Question

Can anyone help me with calculus??

Answer 1

1. If $f(x)=(x+1)^4$, then $f'(x)=4(x+1)^3$. So $f'(1)=32$.

2. With $x^2+y^2=1$, we differentiate once with respect to $x$ and get

$\dfrac{\mathrm d}{\mathrm dx}[x^2+y^2]=\dfrac{\mathrm d}{\mathrm dx}1$

$2x+2y\dfrac{\mathrm dy}{\mathrm dx}=0$

$\dfrac{\mathrm dy}{\mathrm dx}=-\dfrac xy$

Differentiate again with respect to $x$ and we get

$\dfrac{\mathrm d^2y}{\mathrm dx^2}=-\dfrac{y-x\frac{\mathrm dy}{\mathrm dx}}{y^2}$

$\dfrac{\mathrm d^2y}{\mathrm dx^2}=-\dfrac{y+\frac{x^2}y}{y^2}=-\dfrac{y^2+x^2}{y^3}=-\dfrac1{y^3}$

(where $y\neq0$).

3. Check the one-side limits where the pieces are split. For $f$ to be continuous everywhere, we need

$\displaystyle\lim_{x\to-1^-}f(x)=\lim_{x\to-1^+}f(x)=f(-1)$

$\displaystyle\lim_{x\to1^-}f(x)=\lim_{x\to1^+}f(x)=f(1)$

In the first case, we have

$\displaystyle\lim_{x\to-1^-}f(x)=\lim_{x\to-1}x+2=1$

$\displaystyle\lim_{x\to-1^+}f(x)=\lim_{x\to-1}x^2=1$

and $f(-1)=1$, so it's continuous here.

In the second case, we have

$\displaystyle\lim_{x\to1^-}f(x)=\lim_{x\to1}x^2=1$

$\displaystyle\lim_{x\to1^+}f(x)=\lim_{x\to1}3-x=2$

so $f$ is discontinuous at $x=1$.

4. If $f(x)=3xe^x$, then $f'(x)=3e^x+3xe^x=3e^x(1+x)[tex]. So [tex]f'(0)=3$.

5. If $f(x)=(x+1)^2(x+2)^3$, then $f'(x)=2(x+1)(x+2)^3+3(x+1)^2(x+2)^2=(x+1)(x+2)^2(5x+7)$. So $f'(0)=28$.
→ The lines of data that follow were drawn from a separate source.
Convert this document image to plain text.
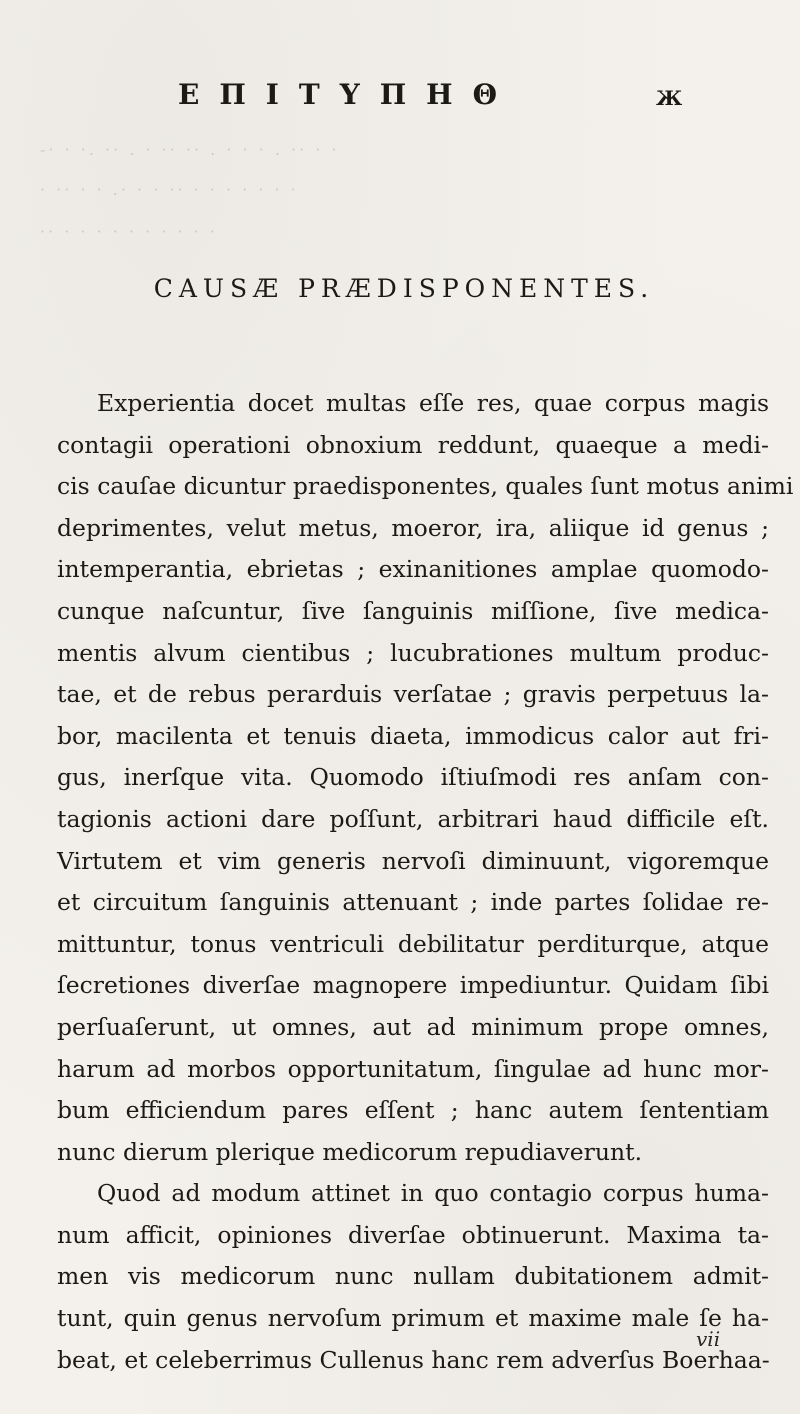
ΕΠΙΤΥΠΗΘ	Ж
-· · ·. ·· . · ·· ·· . · · · . ·· · ·
· ·· · · .· · · ·· · · · · · · ·
·· · · · · · · · · · ·
CAUSÆ PRÆDISPONENTES.
Experientia docet multas eſſe res, quae corpus magis
contagii operationi obnoxium reddunt, quaeque a medi-
cis cauſae dicuntur praedisponentes, quales ſunt motus animi
deprimentes, velut metus, moeror, ira, aliique id genus ;
intemperantia, ebrietas ; exinanitiones amplae quomodo-
cunque naſcuntur, ſive ſanguinis miſſione, ſive medica-
mentis alvum cientibus ; lucubrationes multum produc-
tae, et de rebus perarduis verſatae ; gravis perpetuus la-
bor, macilenta et tenuis diaeta, immodicus calor aut fri-
gus, inerſque vita. Quomodo iſtiuſmodi res anſam con-
tagionis actioni dare poſſunt, arbitrari haud difficile eſt.
Virtutem et vim generis nervoſi diminuunt, vigoremque
et circuitum ſanguinis attenuant ; inde partes ſolidae re-
mittuntur, tonus ventriculi debilitatur perditurque, atque
ſecretiones diverſae magnopere impediuntur. Quidam ſibi
perſuaſerunt, ut omnes, aut ad minimum prope omnes,
harum ad morbos opportunitatum, ſingulae ad hunc mor-
bum efficiendum pares eſſent ; hanc autem ſententiam
nunc dierum plerique medicorum repudiaverunt.
Quod ad modum attinet in quo contagio corpus huma-
num afficit, opiniones diverſae obtinuerunt. Maxima ta-
men vis medicorum nunc nullam dubitationem admit-
tunt, quin genus nervoſum primum et maxime male ſe ha-
beat, et celeberrimus Cullenus hanc rem adverſus Boerhaa-
vii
6. The average velocity over [1, 2] is given by

$\dfrac{s(2)-s(1)}{2-1}=(2^2+2)-(1^2+1)=4$

7. If $f(x)=\sin^2x$, then $f'(x)=2\sin x\cos x=\sin2x$. So $f'\left(\dfrac\pi4\right)=\sin\dfrac\pi2=1$.

8. If $f(x)=\log_23x$, then

$2^{f(x)}=3x\implies e^{\ln2^{f(x)}}=3x\implies e^{(\ln2)f(x)}=3x$

Differentiating, we get

$(\ln2)f'(x)e^{(\ln2)f(x)}=(\ln2)3xf'(x)=3\implies f'(x)=\dfrac1{(\ln2)x}$

So $f'(1)=\dfrac1{\ln2}$.

9. If $f(x)=\dfrac1{x^2}$, then $f'(x)=-\dfrac2{x^3}$. So $f'(1)=-2$

10. If $f(x)=-\dfrac{6x}{e^x+1}$, then $f'(x)=-\dfrac{6(e^x+1)-6xe^x}{(e^x+1)^2}=-\dfrac{6e^x(1-x)+6}{(e^x+1)^2}$. So $f'(0)=-\dfrac{12}4=-3$.